The Impossibility of So Much Light
Tonight, the stars are impossible.
Not figuratively impossible. Actually impossible. The density of them. The brightness. The way they fill every inch of darkness between the horizon and directly overhead. I have been standing on the patio for twenty minutes, and I cannot get used to it. Cannot stop staring up. Cannot stop feeling small in the way that makes you feel more real, not less.
The Sea of Cortez is black at this hour. No moon tonight. Just stars reflected on the water, so the surface still looks like a second sky. I cannot tell where the ocean ends and the atmosphere begins. It is all just darkness held between points of light.

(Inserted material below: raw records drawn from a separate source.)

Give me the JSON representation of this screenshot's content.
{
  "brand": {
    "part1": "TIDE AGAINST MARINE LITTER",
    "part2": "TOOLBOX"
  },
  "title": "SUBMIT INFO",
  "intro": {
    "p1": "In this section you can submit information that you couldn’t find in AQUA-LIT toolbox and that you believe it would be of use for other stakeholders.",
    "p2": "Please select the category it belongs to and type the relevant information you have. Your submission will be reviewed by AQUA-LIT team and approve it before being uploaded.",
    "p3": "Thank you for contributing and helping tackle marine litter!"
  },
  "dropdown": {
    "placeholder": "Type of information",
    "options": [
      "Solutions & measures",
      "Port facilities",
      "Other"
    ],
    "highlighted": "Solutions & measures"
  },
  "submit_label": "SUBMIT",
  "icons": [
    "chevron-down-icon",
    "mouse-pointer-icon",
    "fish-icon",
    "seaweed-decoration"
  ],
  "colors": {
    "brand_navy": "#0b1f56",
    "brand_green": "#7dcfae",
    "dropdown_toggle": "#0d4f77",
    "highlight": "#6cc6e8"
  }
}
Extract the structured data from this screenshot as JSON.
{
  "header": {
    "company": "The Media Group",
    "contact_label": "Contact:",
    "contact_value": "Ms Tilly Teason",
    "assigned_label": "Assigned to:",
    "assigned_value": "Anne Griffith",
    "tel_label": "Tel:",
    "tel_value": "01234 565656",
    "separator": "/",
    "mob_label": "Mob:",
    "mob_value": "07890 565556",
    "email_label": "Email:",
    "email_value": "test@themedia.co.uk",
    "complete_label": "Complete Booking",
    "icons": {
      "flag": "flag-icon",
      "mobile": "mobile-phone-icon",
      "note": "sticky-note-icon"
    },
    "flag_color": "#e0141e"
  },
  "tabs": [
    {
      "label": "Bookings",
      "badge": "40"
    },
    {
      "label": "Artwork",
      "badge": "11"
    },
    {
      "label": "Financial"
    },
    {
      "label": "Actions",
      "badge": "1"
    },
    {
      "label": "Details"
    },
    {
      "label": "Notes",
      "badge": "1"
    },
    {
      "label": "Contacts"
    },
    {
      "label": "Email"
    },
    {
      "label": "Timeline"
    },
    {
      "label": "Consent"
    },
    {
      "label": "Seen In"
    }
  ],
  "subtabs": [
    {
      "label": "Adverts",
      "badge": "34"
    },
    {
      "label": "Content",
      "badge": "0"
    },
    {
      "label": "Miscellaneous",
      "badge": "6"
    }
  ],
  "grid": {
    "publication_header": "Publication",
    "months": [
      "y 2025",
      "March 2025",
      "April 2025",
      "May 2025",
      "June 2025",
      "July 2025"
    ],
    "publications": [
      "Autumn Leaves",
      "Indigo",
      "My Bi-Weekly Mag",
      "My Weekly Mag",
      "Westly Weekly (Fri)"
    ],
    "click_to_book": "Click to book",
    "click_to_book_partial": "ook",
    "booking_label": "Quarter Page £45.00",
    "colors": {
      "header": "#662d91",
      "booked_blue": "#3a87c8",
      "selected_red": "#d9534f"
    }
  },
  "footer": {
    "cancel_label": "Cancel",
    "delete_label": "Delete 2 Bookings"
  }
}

Estrellas sobre el mar. Stars over the sea.
What City Skies Hide
I grew up under city skies where you could see perhaps a dozen stars on a clear night. The Big Dipper, if you knew where to look. Maybe Orion in winter. The rest washed out by streetlights and shopping mall parking lots and the general glow of human activity that makes us forget the sky is actually full of light we cannot see until we get far enough away from our own brightness.
Here, there is no artificial light competing. The village has streetlights, but they are few and dim. Most houses are dark by nine. The ocean holds no light except what the stars give it. And the stars give everything.
I have been trying to count them and cannot. Have been trying to identify constellations and cannot find the patterns I know because there are too many stars, too much light, and the familiar shapes are lost in the density of what surrounds them. This is the Milky Way at its fullest. The galactic centre is visible as a bright band crossing the southern sky. Thousands upon thousands of stars. And behind them, thousands more.
The Scale That Holds Us
There is something humbling about this much sky.
Not humbling in the degrading sense. Humbling in the way that reminds you that you are small and temporary and your concerns, however real they feel, are brief against the scale of what continues regardless of whether you are here to see it.
These stars have been shining for millions of years. Will continue shining for millions more. The light I am seeing left those stars before humans existed. Before mammals existed. Before anything I would recognize as life walked, swam, or flew on this planet. That light has been travelling through space for so long that the star that produced it might already be dead, its light still arriving, the ghost of something that no longer exists still visible because of the time it takes for distance to be crossed.
Luz antigua. Ancient light.
Witness and Significance
I am standing here, on the edge of land, looking at light older than memory, older than species, older than the oceans themselves. And it makes my life feel both infinitely small and strangely significant. Small because what am I against this scale? Significant because I am here to witness it. Because consciousness has emerged in this universe that can look up and feel awe. Because somewhere in the process of stars burning and planets forming and life evolving, something became aware enough to stand on a beach at night and feel moved by the impossibility of so much light.
What Weight Looks Like Against Stars
I think about the past six months. The past twenty-five years. The exhaustion. The depletion. The way I have been carrying weight has felt unbearable.
And against this sky, it does not disappear. The weight is still real. The suffering is still real. But it is held in a different frame. Held by something larger than my capacity to hold it. The stars do not care about my struggles. The stars do not notice my presence. But somehow their indifference is comforting rather than cold.
I am here. I am looking up. I am held by the same gravity that holds these stars, the same darkness that lets their light shine, the same universe that has been unfolding for billions of years and will continue to unfold long after I am gone.
Soy pequeña. I am small.
Soy temporal. I am temporary.
Y está bien. And that is okay.
The Relief of Accepting Scale
There is relief in accepting scale. In acknowledging that my life is brief, my concerns local, my influence limited. I do not have to carry the weight of everything. I do not have to fix what cannot be fixed. I can simply be here, for this moment, under these stars, breathing this air, feeling this particular configuration of matter that is temporarily organized as me.
Sky Above, Sky Below
The water is so still tonight that it looks like glass. Dark glass. The stars reflecting on it in perfect points of light that do not waver. If I were not standing here, I would not know there was water at all. Just darkness and light. Sky above. Sky below. And me between them, small and temporary and held.
Gracias, estrellas. Thank you, stars.
Por brillar sin necesitarme. For shining without needing me.
Por recordarme mi lugar. For reminding me of my place.
Por sostener la oscuridad. For holding the darkness.
Para que pueda ver la luz. So that I can see the light.
What Continues
Tomorrow the sun will rise, and I will no longer be able to see the stars. But they will still be there. Still burning. Still sending light across distances I cannot comprehend toward planets I will never see.
And I will still be here. Small. Temporary. Held by the same universe that holds everything.
Suficiente. Sufficient.
Just this. Just now. Just one small human standing under impossible stars, learning to accept the relief that comes from recognizing your own smallness in a universe so large it cannot even notice you are here.
And finding, in that recognition, something very close to peace.